Life’s Wonderful Mistakes
During one of our summer barbeques one of the neighbours’ kids walked into the kitchen where I was preparing food. “Can I have some ass?” he asked. Excuse me?! I could tell by the sincere look on his face that he wasn’t saying what I thought he was.
“Sorry?” I replied. “Can I have some ass?” he repeated earnestly. Hmm. Something was clearly getting lost in translation here. Finally, in frustration, he said “Can I have some gira?”
Ahh – gira! Now I understood! Gira is a soda drink made from fermented bread that is very popular in Lithuania. I had never seen or heard of it before I came to Lithuania and assumed it was a Lithuanian creation. As such, I had never sought out the English word for “gira”. It turns out that the English for “gira” is “kvass”, which was clearly printed on the front of the bottle in the fridge. I’d never heard the word before.
A quick online search confirmed that kvass is a well-known drink across Central and Eastern Europe, probably dating back thousands of years to when people first discovered the yeasts and fermentation that brought us bread, beer, wine and other long-lived staples. While in Europe it is primarily made from dark rye bread, kvass made from beetroot or fruits is popular in other parts of the world.

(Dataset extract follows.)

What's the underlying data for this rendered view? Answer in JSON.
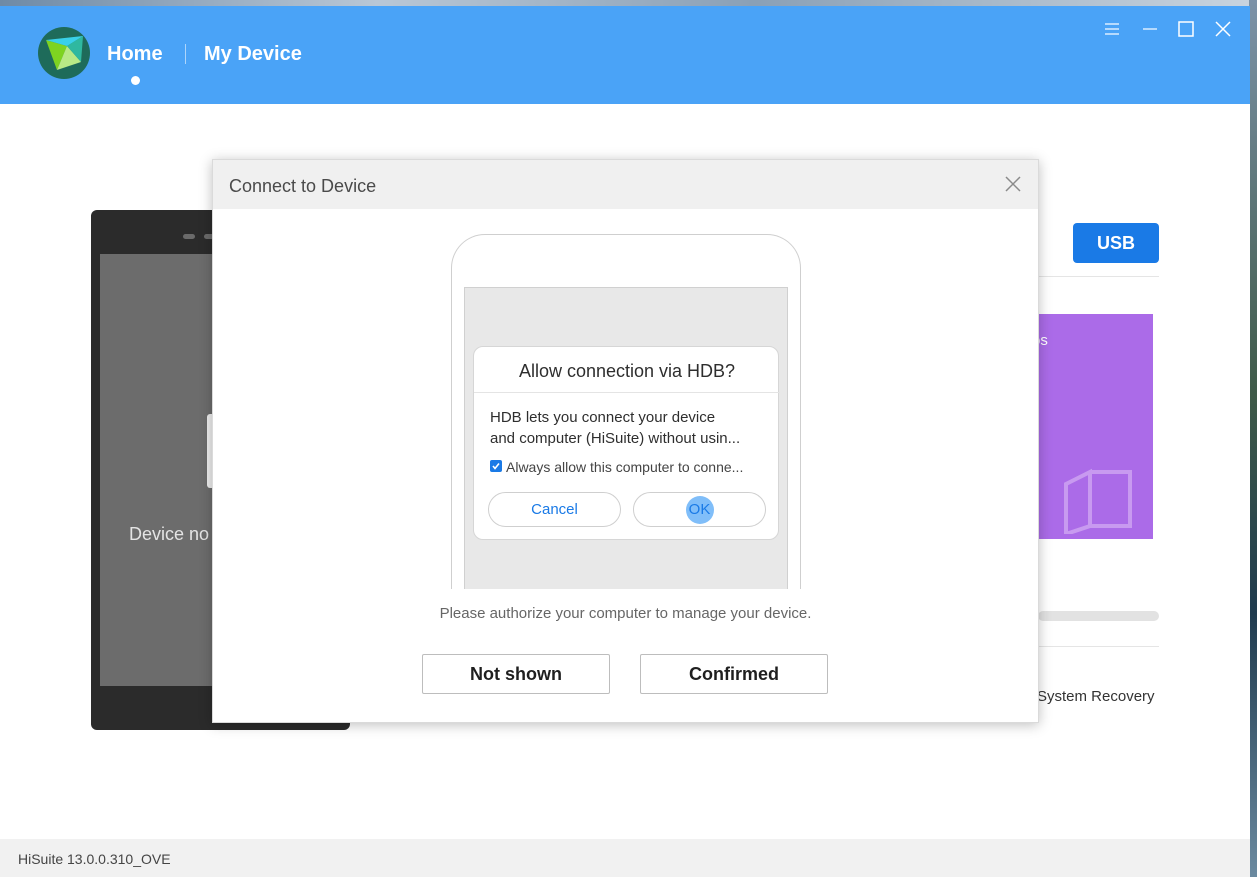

I have to admit that my first experience of gira wasn’t one I enjoyed. Many years ago (before I met my husband) there was a Lithuanian supermarket beside our work offices in Dublin. One day I ventured inside to see what sort of products were available. There were some things that I recognised, but most were new and mysterious. I spotted a half-litre can of gira. Being that the only other beverage I know that comes in a half-litre can is beer, I concluded that this must be some of beer and decided to give it a go. I popped the can in quiet anticipation of a delicious, malty beer. The taste took my breath away, perhaps just because it was so unusual, so new to my palate. It’s a taste that’s hard to describe – like over-toasted rye bread mixed with some frothy beer. Which, it turns out, is pretty much what it is!
I have since become a big fan of gira, especially the homemade ones sold on draught in many bars and restaurants. Friends and neighbours described how simple it was to make – toast some stale rye bread until it is very dark and hard, soak in boiling water to create a kind of bread tea, add some sugar and yeast and Bob’s your uncle. As part of my journey into self-sufficiency and making the most of inexpensive, local ingredients I decided to give it a whirl.
Clearly, I made a few mistakes along the way. After several days impatiently waiting for my concoction to ferment I ended up with what can only be described as – well, beer. Woe is me! The bottle let out a delicious sound as I popped the cork and poured the dark, effervescent beverage into a tall glass. It was divine! Gira is advertised as being no more and 1.2% alcohol but is typically much less than that as it is a drink enjoyed by adults and children alike. My gira was definitely an adults-only brew – while I can’t be quite sure what the alcohol content was, the warm and dreamy feeling in my stomach told me it was well above 1.2%.
Alas, my supply didn’t last too long, especially when dear husband discovered it. I’ve spent the last few weeks desperately trying to figure out where I went “wrong” so I can recreate it. When I get the recipe fully finalised I’ll share it here. (Maybe!)
In other news, I’ve started to crochet again after a 25 year hiatus. While on our recent trip home I found my mam’s old collection of knitting needles and patterns and several bags full of wool. As winters here are cold and we’re on an economy drive I thought I’d put the wool to good use and make some hats, scarves, gloves and socks. After a slightly shaky start, with initial rows being ripped back a number of times, I have ended up with a very cosy hat complete with (essential) ear flaps and (non-essential but fun) tassels. A matching scarf is now in progress.
This morning I accidentally woke up on “old” time, giving myself an extra hour of living to enjoy. Mistakes are wonderful. Life is good.